There’s only one easy way in and out of the neighborhood. It takes about 20 minutes to get to downtown Cincinnati.

It’s not the ideal place for large-scale retail, which could be why the closest grocery store is 5 miles away.

Though for Dr. Alan Wight, a professor and community garden liaison at the University of Cincinnati, the neighborhood was a perfect candidate for one of his food mapping projects.

A part of the Central Ohio River Valley Food Guide, Wight works closely with neighborhoods to develop these utilitarian pieces of art, highlighting community assets.

“They often think about ‘Hey, here are the things my neighborhood doesn’t have,’ as opposed to ‘Here are the the things my neighborhood does have,’” he said.

The food mapping process changes that thinking, drawing attention to places like Paper Street Farm.

“Mike was involved in at least one of the first two or three meetings before the pandemic hit,” Wight said.

The project started in late 2019 in partnership with Produce Perks and Mercy Health, giving Sayler Park locals time to get to know exactly what their neighborhoods had to offer. 

“In one way it shows people what you can do with a small area of land and how much food can actually be grown from it,” Obrest said.

Wight’s maps also drew attention to the food that is already there naturally. 

“Once you do know what you’re doing, this part of the world is filled with papaws, filled with mulberries and black walnuts,” he said.

Part of the process was offering those lessons. Wight gave anyone interested kits to help identify edibles throughout the neighborhood, giving examples of leaves, berries and bark that give the plants away.

He said those native edibles are also some of the easiest to start growing in any neighborhood garden.

Wight understands though that foraging and gardening can’t be the only option for finding food in your neighborhood. His maps also highlight manmade assets.

“They list restaurants,” he said. “They list buildings. They list places, green spaces.”  

From there, locals can work with food access organizations to improve what they already have, like Gracely Food Mart, the neighborhood convenience store. 

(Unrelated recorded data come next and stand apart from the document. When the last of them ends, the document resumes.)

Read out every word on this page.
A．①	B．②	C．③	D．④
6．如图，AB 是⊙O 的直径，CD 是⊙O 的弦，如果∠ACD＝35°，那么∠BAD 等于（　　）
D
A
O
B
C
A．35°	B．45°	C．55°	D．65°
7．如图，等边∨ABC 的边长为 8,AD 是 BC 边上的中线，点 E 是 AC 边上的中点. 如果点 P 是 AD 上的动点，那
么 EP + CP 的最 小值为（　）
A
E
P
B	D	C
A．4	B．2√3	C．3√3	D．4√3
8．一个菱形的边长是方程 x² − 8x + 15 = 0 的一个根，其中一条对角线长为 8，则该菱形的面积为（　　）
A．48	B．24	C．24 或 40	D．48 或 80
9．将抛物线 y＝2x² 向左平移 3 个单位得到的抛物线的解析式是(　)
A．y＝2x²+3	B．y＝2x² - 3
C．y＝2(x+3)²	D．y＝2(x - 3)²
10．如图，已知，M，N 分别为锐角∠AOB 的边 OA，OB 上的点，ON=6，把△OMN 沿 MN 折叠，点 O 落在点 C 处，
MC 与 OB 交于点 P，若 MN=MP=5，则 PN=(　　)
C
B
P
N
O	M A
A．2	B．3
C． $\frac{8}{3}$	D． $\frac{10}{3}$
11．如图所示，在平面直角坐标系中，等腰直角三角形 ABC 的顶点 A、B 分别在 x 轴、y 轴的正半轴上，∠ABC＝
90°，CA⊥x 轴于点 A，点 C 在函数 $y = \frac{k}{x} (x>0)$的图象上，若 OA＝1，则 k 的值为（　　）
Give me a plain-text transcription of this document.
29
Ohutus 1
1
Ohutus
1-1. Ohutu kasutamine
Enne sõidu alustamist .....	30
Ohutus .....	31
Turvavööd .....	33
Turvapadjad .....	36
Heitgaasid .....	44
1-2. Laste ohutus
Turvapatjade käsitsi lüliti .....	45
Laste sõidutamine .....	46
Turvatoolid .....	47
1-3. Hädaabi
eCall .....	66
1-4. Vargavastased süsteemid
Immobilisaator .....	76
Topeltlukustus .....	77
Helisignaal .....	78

A recent partnership with Produce Perks, has helped the store expand its refrigeration and add more fresh produce options.

The project has also increased interest in expanding Paper Street Farm, and adding more places like it. The Sayler Park Community Council said the neighborhood is hoping to install an orchard at the local school and is working to expand its seasonal farmer’s market.

As for the maps, Wight said they’ll go up around the neighborhood. He’s been giving them out to some of the local food providers like Obrest. 

He plans to display it proudly on the farm.